Edvard Munch

Edvard Munch

Edvard Munch (/mʉŋk/, b. 12 December 1863, Ådalsbruk, Hedmark, Norway - d. 23 January 1944, Ekely(d), Oslo(d), Norway) was a Norwegian painter, one of the pioneers of modern art, considered a forerunner of Expressionism, and a representative of the European rather than the Norwegian artistic tradition.

He was by nature a loner, but paradoxically he was very interested in human relationships, which would be the essence of his work.

Edvard Munch's Biographical data

Edvard Munch was born on 12 December 1863 in Løten, in the Norwegian county of Hedmark. In 1881 he entered the Royal School of Drawing in Christiania (now Oslo) and trained under the sculptor Julius Middelthun. In 1882 he attended Christian Krohg's studio and the open-air classes led by Fritz Thaulow.

Thaulow, appreciating Munch's talent, decides to finance a trip to Antwerp and Paris. In 1885 he travelled to Paris, where he stayed for four weeks, and made contact with Parisian artistic circles, being amazed by the Impressionist painters. In 1889 he held his first personal exhibition in Christiania and in 1892 he took part in the exhibition of the Berlin Artists' Association.

In Berlin he produced his first etchings and lithographs. During his next trip to Paris (1896) he exhibited his work at the Salon des Artistes Independents and the Bing Gallery. Munch moves away from the Impressionist artistic language, being more interested in decorative values and the expressiveness of lines.

At the Berlin Secession Exhibition (1902) he exhibits 22 paintings from the cycle Friezes of Life. In Berlin, he takes his first steps in the field of graphic art, mainly producing etchings and lithographs. In the autumn of 1908 he is admitted to a clinic in Copenhagen because of severe emotional depression. In 1910 he begins work on the decoration of the University of Christiania.

For seven years he paints 11 monumental canvases illustrating eternal, life-giving forces: Sun History, Alma Mater (University, symbol of Science). Meanwhile - after 1933 - in Germany, the Nazi authorities consider his works 'degenerate' and they are withdrawn from German museums.

During the occupation of Norway, Munch lives in seclusion on his Ekely estate in Oslo, where he dies on 23 January 1944, a month after his 80th birthday.

Edvard Munch's work

Munch's artistic education in Norway was in the naturalist tradition. Later, as he came into contact with European art, especially French and German, he developed his own distinctive style. Both his paintings and graphic works are characterised by a daring innovation in the means of production and an abstract expressiveness of form.

In painting The Scream, Edvard Munch enters the world of fear and loneliness. A man screams in the foreground, his body convulsively contorted and the gesture of his hands clasping his head betrays a boundless fear. The yellowish face harmonizes with the cadaverous skull.

The colours of the environment symbolise the character's state of mind; the dark blue holds back the heartrending voice and echoes it in a wide bay, under the bright, blood-red sky. Apart from the painting reproduced here, which is the best known and was in the National Gallery in Oslo, from where it was stolen, there are fifty other different versions of the Scream.

The stolen original was found in 2006. The fourth version of the painting is the painting that fetched the highest price in the world, going for $119,922,500 at auction on 2 May 2012).

Munch's ambivalent attitude towards women is reflected in many of his paintings. He sees them either as unblemished virgins and the embodiment of love (Morning 1884, Angel in Black 1884, Puberty 1894) or as symbols of sin and instruments of Satan (The Vampire 1893, The Day After 1895). From this point of view, Madonna represents a perfect synthesis of his perverse mystical and erotic obsessions.

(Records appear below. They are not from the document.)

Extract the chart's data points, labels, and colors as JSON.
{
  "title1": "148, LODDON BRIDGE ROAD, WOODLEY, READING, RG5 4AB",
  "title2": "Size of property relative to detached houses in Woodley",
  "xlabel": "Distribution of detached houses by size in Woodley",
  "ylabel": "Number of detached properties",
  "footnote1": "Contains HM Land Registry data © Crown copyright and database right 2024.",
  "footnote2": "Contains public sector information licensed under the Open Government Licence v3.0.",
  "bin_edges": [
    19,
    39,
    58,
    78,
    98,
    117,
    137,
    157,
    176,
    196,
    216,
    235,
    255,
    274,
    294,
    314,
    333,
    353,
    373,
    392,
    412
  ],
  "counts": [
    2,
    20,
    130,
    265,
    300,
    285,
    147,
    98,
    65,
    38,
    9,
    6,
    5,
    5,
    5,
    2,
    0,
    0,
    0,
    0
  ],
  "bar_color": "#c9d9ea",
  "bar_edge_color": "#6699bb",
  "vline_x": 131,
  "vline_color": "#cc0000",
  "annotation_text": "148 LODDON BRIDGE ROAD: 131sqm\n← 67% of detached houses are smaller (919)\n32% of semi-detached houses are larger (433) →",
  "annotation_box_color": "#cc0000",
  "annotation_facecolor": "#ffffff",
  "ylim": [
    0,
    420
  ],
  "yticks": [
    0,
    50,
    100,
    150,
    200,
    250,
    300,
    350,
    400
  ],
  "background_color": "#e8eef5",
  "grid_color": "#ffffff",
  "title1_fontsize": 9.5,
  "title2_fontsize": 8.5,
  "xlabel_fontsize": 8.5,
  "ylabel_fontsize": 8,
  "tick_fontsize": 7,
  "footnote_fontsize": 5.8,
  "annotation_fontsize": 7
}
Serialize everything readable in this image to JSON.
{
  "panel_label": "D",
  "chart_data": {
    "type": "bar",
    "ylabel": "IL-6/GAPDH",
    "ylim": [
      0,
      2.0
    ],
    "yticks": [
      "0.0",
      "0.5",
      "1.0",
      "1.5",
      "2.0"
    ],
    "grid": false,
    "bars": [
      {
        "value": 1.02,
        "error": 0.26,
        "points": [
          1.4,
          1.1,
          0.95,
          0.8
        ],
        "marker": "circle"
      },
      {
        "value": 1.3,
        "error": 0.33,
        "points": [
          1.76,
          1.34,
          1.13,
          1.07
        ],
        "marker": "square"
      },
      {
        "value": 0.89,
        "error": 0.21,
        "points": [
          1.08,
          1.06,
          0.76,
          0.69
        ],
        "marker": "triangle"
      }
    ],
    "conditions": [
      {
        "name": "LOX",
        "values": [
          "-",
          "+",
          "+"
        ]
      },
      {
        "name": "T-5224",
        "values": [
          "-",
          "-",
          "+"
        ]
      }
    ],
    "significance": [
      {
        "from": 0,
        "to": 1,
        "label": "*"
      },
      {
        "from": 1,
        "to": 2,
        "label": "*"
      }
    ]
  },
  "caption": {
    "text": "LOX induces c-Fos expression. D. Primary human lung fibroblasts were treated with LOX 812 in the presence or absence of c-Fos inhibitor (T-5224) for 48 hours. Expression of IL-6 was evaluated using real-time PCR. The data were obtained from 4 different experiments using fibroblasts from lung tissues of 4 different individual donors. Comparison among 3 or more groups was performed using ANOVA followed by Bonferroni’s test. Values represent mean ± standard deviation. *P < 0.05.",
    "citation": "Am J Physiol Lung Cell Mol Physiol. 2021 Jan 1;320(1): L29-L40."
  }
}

Presenting Madonna at the Salon des Artistes Independents in Paris in 1896, Munch gives her the title Woman in Love, proving that in his eyes religion and sensuality are closely linked. In Munch's vision, the woman in love is confused with the Madonna of suffering. The woman with bare breasts and unfurled hair, with her head hanging back, is at the height of ecstasy of love.

The Dance of Life, the largest painting in the cycle Friezes of Life, illustrates the artist's memories, desires, disappointments and experiences. Munch transforms a pleasurable pastime like dancing into a ballet of knots.

Edvard Munch's legacy

Munch's skill in revealing the hidden secrets of his themes will be an example for many other artists to follow.

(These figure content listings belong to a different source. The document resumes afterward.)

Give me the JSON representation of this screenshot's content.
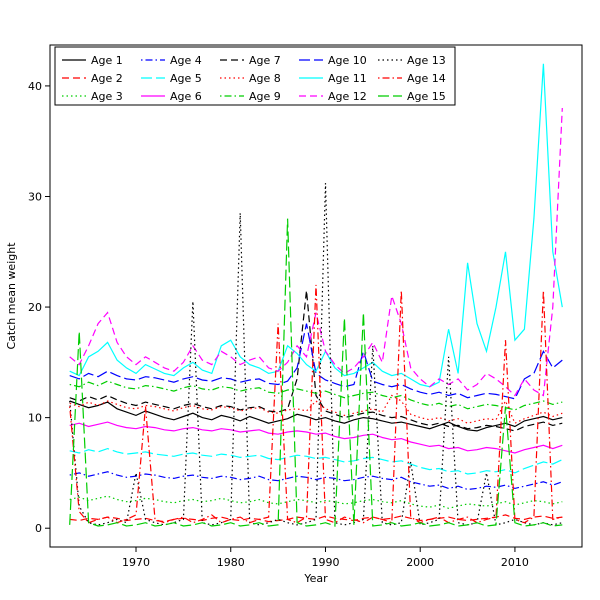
{
  "chart_data": {
    "type": "line",
    "title": "",
    "xlabel": "Year",
    "ylabel": "Catch mean weight",
    "xlim": [
      1963,
      2015
    ],
    "ylim": [
      0,
      42
    ],
    "xticks": [
      1970,
      1980,
      1990,
      2000,
      2010
    ],
    "yticks": [
      0,
      10,
      20,
      30,
      40
    ],
    "grid": false,
    "legend_position": "top-left-inside",
    "legend_ncol": 5,
    "x": [
      1963,
      1964,
      1965,
      1966,
      1967,
      1968,
      1969,
      1970,
      1971,
      1972,
      1973,
      1974,
      1975,
      1976,
      1977,
      1978,
      1979,
      1980,
      1981,
      1982,
      1983,
      1984,
      1985,
      1986,
      1987,
      1988,
      1989,
      1990,
      1991,
      1992,
      1993,
      1994,
      1995,
      1996,
      1997,
      1998,
      1999,
      2000,
      2001,
      2002,
      2003,
      2004,
      2005,
      2006,
      2007,
      2008,
      2009,
      2010,
      2011,
      2012,
      2013,
      2014,
      2015
    ],
    "series": [
      {
        "name": "Age 1",
        "color": "#000000",
        "linetype": "solid",
        "values": [
          11.5,
          11.2,
          10.9,
          11.1,
          11.4,
          10.8,
          10.5,
          10.2,
          10.6,
          10.3,
          10.0,
          9.8,
          10.1,
          10.4,
          10.0,
          9.8,
          10.2,
          10.0,
          9.7,
          10.1,
          9.8,
          9.5,
          9.7,
          9.9,
          10.3,
          10.1,
          9.8,
          10.0,
          9.7,
          9.5,
          9.8,
          10.0,
          9.9,
          9.7,
          9.5,
          9.6,
          9.4,
          9.2,
          9.0,
          9.3,
          9.6,
          9.2,
          8.9,
          8.8,
          9.1,
          9.3,
          9.5,
          9.2,
          9.7,
          9.9,
          10.1,
          9.8,
          10.0
        ]
      },
      {
        "name": "Age 2",
        "color": "#FF0000",
        "linetype": "dashed",
        "values": [
          0.8,
          0.7,
          0.9,
          0.8,
          1.0,
          0.9,
          0.7,
          0.8,
          0.9,
          0.7,
          0.6,
          0.8,
          0.9,
          0.8,
          0.7,
          0.9,
          1.0,
          0.8,
          0.7,
          0.9,
          0.8,
          0.6,
          0.7,
          0.8,
          1.0,
          0.9,
          0.8,
          1.1,
          0.9,
          0.8,
          0.7,
          0.9,
          1.0,
          0.8,
          0.9,
          1.1,
          0.9,
          0.7,
          0.8,
          0.9,
          1.0,
          0.8,
          0.7,
          0.8,
          0.9,
          1.0,
          1.2,
          0.9,
          0.8,
          1.0,
          1.1,
          0.9,
          1.0
        ]
      },
      {
        "name": "Age 3",
        "color": "#00CD00",
        "linetype": "dotted",
        "values": [
          2.6,
          2.8,
          2.5,
          2.7,
          2.9,
          2.6,
          2.4,
          2.5,
          2.7,
          2.6,
          2.4,
          2.3,
          2.5,
          2.6,
          2.4,
          2.5,
          2.7,
          2.5,
          2.3,
          2.4,
          2.6,
          2.3,
          2.2,
          2.4,
          2.6,
          2.5,
          2.3,
          2.5,
          2.4,
          2.2,
          2.3,
          2.5,
          2.6,
          2.4,
          2.3,
          2.5,
          2.2,
          2.0,
          1.9,
          2.1,
          1.8,
          2.0,
          2.2,
          2.1,
          2.0,
          2.2,
          2.4,
          2.1,
          2.3,
          2.5,
          2.4,
          2.2,
          2.4
        ]
      },
      {
        "name": "Age 4",
        "color": "#0000FF",
        "linetype": "dotdash",
        "values": [
          4.8,
          5.0,
          4.7,
          4.9,
          5.1,
          4.8,
          4.6,
          4.7,
          4.9,
          4.8,
          4.6,
          4.5,
          4.7,
          4.8,
          4.6,
          4.5,
          4.7,
          4.6,
          4.4,
          4.5,
          4.7,
          4.4,
          4.3,
          4.5,
          4.7,
          4.6,
          4.4,
          4.6,
          4.5,
          4.3,
          4.4,
          4.6,
          4.7,
          4.5,
          4.4,
          4.6,
          4.2,
          4.0,
          3.8,
          3.9,
          3.6,
          3.8,
          3.5,
          3.6,
          3.8,
          3.7,
          3.9,
          3.6,
          3.8,
          4.0,
          4.2,
          3.9,
          4.2
        ]
      },
      {
        "name": "Age 5",
        "color": "#00FFFF",
        "linetype": "longdash",
        "values": [
          7.0,
          6.8,
          7.1,
          6.9,
          7.2,
          6.9,
          6.7,
          6.8,
          6.9,
          6.7,
          6.6,
          6.5,
          6.7,
          6.8,
          6.6,
          6.5,
          6.7,
          6.6,
          6.4,
          6.5,
          6.6,
          6.3,
          6.2,
          6.4,
          6.6,
          6.5,
          6.3,
          6.4,
          6.2,
          6.0,
          6.1,
          6.3,
          6.4,
          6.2,
          6.0,
          6.1,
          5.8,
          5.5,
          5.3,
          5.4,
          5.1,
          5.2,
          4.9,
          5.0,
          5.2,
          5.1,
          5.3,
          5.0,
          5.4,
          5.7,
          6.0,
          5.8,
          6.2
        ]
      },
      {
        "name": "Age 6",
        "color": "#FF00FF",
        "linetype": "solid",
        "values": [
          9.3,
          9.5,
          9.2,
          9.4,
          9.6,
          9.3,
          9.1,
          9.0,
          9.2,
          9.1,
          8.9,
          8.8,
          9.0,
          9.1,
          8.9,
          8.8,
          9.0,
          8.9,
          8.7,
          8.8,
          8.9,
          8.6,
          8.5,
          8.7,
          8.8,
          8.7,
          8.5,
          8.6,
          8.3,
          8.1,
          8.2,
          8.4,
          8.5,
          8.2,
          8.0,
          8.1,
          7.8,
          7.6,
          7.4,
          7.5,
          7.2,
          7.3,
          7.0,
          7.1,
          7.3,
          7.2,
          7.0,
          6.8,
          7.1,
          7.3,
          7.5,
          7.2,
          7.5
        ]
      },
      {
        "name": "Age 7",
        "color": "#000000",
        "linetype": "dashed",
        "values": [
          11.8,
          11.5,
          11.9,
          11.6,
          12.0,
          11.6,
          11.3,
          11.1,
          11.4,
          11.2,
          11.0,
          10.8,
          11.1,
          11.3,
          11.0,
          10.8,
          11.1,
          11.0,
          10.7,
          10.9,
          11.0,
          10.6,
          10.5,
          10.8,
          13.5,
          21.5,
          12.0,
          10.6,
          10.3,
          10.0,
          10.2,
          10.4,
          10.5,
          10.2,
          10.0,
          10.1,
          9.8,
          9.5,
          9.3,
          9.5,
          9.2,
          9.3,
          9.0,
          9.1,
          9.3,
          9.2,
          9.0,
          8.8,
          9.2,
          9.4,
          9.6,
          9.3,
          9.5
        ]
      },
      {
        "name": "Age 8",
        "color": "#FF0000",
        "linetype": "dotted",
        "values": [
          11.3,
          11.0,
          11.4,
          11.1,
          11.5,
          11.2,
          10.9,
          10.8,
          11.1,
          11.0,
          10.8,
          10.6,
          10.9,
          11.1,
          10.8,
          10.7,
          11.0,
          10.9,
          10.6,
          10.8,
          10.9,
          10.5,
          10.4,
          10.7,
          10.8,
          10.6,
          11.5,
          10.8,
          10.5,
          10.2,
          10.4,
          10.6,
          10.8,
          10.5,
          12.0,
          11.5,
          10.3,
          10.0,
          9.8,
          10.0,
          9.7,
          9.9,
          9.5,
          9.7,
          9.9,
          9.8,
          11.5,
          9.5,
          9.9,
          10.2,
          10.5,
          10.1,
          10.4
        ]
      },
      {
        "name": "Age 9",
        "color": "#00CD00",
        "linetype": "dotdash",
        "values": [
          13.0,
          12.8,
          13.2,
          12.9,
          13.3,
          13.0,
          12.7,
          12.6,
          12.9,
          12.8,
          12.6,
          12.4,
          12.7,
          12.9,
          12.6,
          12.5,
          12.8,
          12.7,
          12.4,
          12.6,
          12.7,
          12.3,
          12.2,
          12.5,
          12.6,
          12.4,
          12.2,
          12.4,
          12.1,
          11.8,
          12.0,
          12.2,
          12.3,
          12.0,
          11.8,
          12.0,
          11.6,
          11.3,
          11.1,
          11.3,
          11.0,
          11.2,
          10.8,
          11.0,
          11.2,
          11.1,
          10.9,
          10.7,
          11.1,
          11.3,
          11.5,
          11.2,
          11.4
        ]
      },
      {
        "name": "Age 10",
        "color": "#0000FF",
        "linetype": "longdash",
        "values": [
          13.8,
          13.5,
          14.0,
          13.7,
          14.2,
          13.8,
          13.5,
          13.4,
          13.7,
          13.6,
          13.4,
          13.2,
          13.5,
          13.7,
          13.4,
          13.3,
          13.6,
          13.5,
          13.2,
          13.4,
          13.5,
          13.1,
          13.0,
          13.3,
          14.5,
          18.5,
          14.0,
          13.4,
          13.1,
          12.8,
          13.0,
          16.0,
          13.3,
          13.0,
          12.8,
          13.0,
          12.6,
          12.3,
          12.1,
          12.3,
          12.0,
          12.2,
          11.8,
          12.0,
          12.2,
          12.1,
          11.9,
          11.7,
          13.5,
          14.0,
          16.0,
          14.5,
          15.2
        ]
      },
      {
        "name": "Age 11",
        "color": "#00FFFF",
        "linetype": "solid",
        "values": [
          14.2,
          13.8,
          15.5,
          16.0,
          16.8,
          15.2,
          14.5,
          14.0,
          14.8,
          14.4,
          14.0,
          13.8,
          14.5,
          15.0,
          14.3,
          14.0,
          16.5,
          17.0,
          15.5,
          14.8,
          14.5,
          14.0,
          14.2,
          16.5,
          15.8,
          14.8,
          14.2,
          16.0,
          14.5,
          13.8,
          14.0,
          14.5,
          15.0,
          14.2,
          13.8,
          14.0,
          13.5,
          13.0,
          12.8,
          13.2,
          18.0,
          14.0,
          24.0,
          18.5,
          16.0,
          20.0,
          25.0,
          17.0,
          18.0,
          28.0,
          42.0,
          25.0,
          20.0
        ]
      },
      {
        "name": "Age 12",
        "color": "#FF00FF",
        "linetype": "dashed",
        "values": [
          15.5,
          14.8,
          16.5,
          18.5,
          19.5,
          16.8,
          15.5,
          14.8,
          15.5,
          15.0,
          14.5,
          14.2,
          15.0,
          16.5,
          15.2,
          14.8,
          16.0,
          15.5,
          14.8,
          15.2,
          15.5,
          14.5,
          14.2,
          15.0,
          16.5,
          15.5,
          19.5,
          16.0,
          14.8,
          14.0,
          14.5,
          15.5,
          16.8,
          15.0,
          21.0,
          18.5,
          14.5,
          13.5,
          12.8,
          13.5,
          13.0,
          13.5,
          12.5,
          13.0,
          14.0,
          13.5,
          12.8,
          12.0,
          13.5,
          12.5,
          12.0,
          20.0,
          38.0
        ]
      },
      {
        "name": "Age 13",
        "color": "#000000",
        "linetype": "dotted",
        "values": [
          11.5,
          2.0,
          0.5,
          0.3,
          0.5,
          0.8,
          0.5,
          5.0,
          0.8,
          0.5,
          0.3,
          0.5,
          0.8,
          20.5,
          0.5,
          0.3,
          0.5,
          0.8,
          28.5,
          0.5,
          0.3,
          0.5,
          0.8,
          0.5,
          0.3,
          0.5,
          0.8,
          31.2,
          0.5,
          0.3,
          0.5,
          0.8,
          16.5,
          0.5,
          0.3,
          0.5,
          6.0,
          0.3,
          0.5,
          0.8,
          15.5,
          0.5,
          0.3,
          0.5,
          5.0,
          0.3,
          0.5,
          0.8,
          0.5,
          0.3,
          0.5,
          0.3,
          0.5
        ]
      },
      {
        "name": "Age 14",
        "color": "#FF0000",
        "linetype": "dotdash",
        "values": [
          11.0,
          1.5,
          0.5,
          0.8,
          1.0,
          0.5,
          0.8,
          1.2,
          11.0,
          0.8,
          0.5,
          0.8,
          1.0,
          0.5,
          0.8,
          1.2,
          0.5,
          0.8,
          1.0,
          0.5,
          0.8,
          1.0,
          18.5,
          0.8,
          0.5,
          1.0,
          22.0,
          0.8,
          0.5,
          1.0,
          0.8,
          0.5,
          1.0,
          0.8,
          0.5,
          21.5,
          1.0,
          0.5,
          0.8,
          1.0,
          0.5,
          0.8,
          1.0,
          0.5,
          0.8,
          1.0,
          17.0,
          0.8,
          0.5,
          1.0,
          21.5,
          0.8,
          1.0
        ]
      },
      {
        "name": "Age 15",
        "color": "#00CD00",
        "linetype": "longdash",
        "values": [
          0.3,
          17.8,
          0.5,
          0.2,
          0.3,
          0.5,
          0.2,
          0.3,
          0.5,
          0.2,
          0.3,
          0.5,
          0.2,
          0.3,
          0.5,
          0.2,
          0.3,
          0.5,
          0.2,
          0.3,
          0.5,
          0.2,
          0.3,
          28.0,
          0.5,
          0.2,
          0.3,
          0.5,
          0.2,
          19.0,
          0.3,
          19.5,
          0.2,
          0.3,
          0.5,
          0.2,
          0.3,
          0.5,
          0.2,
          0.3,
          0.5,
          0.2,
          0.3,
          0.5,
          0.2,
          0.3,
          11.0,
          0.5,
          0.2,
          0.3,
          0.5,
          0.2,
          0.3
        ]
      }
    ]
  }
}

The echoes of his inspirations can be seen not only in the works of the German Expressionists, but also in the work of two Austrian painters, Oskar Kokoschka and Egon Schiele. Munch's painting is also carefully studied by Lucian Freud, who continued the German tradition of Neorealism (Neue Sachlichkeit) at the beginning of his artistic activity.

Like Munch, Lucian Freud, using the linearity of drawing, manages to reproduce his own moods on canvas.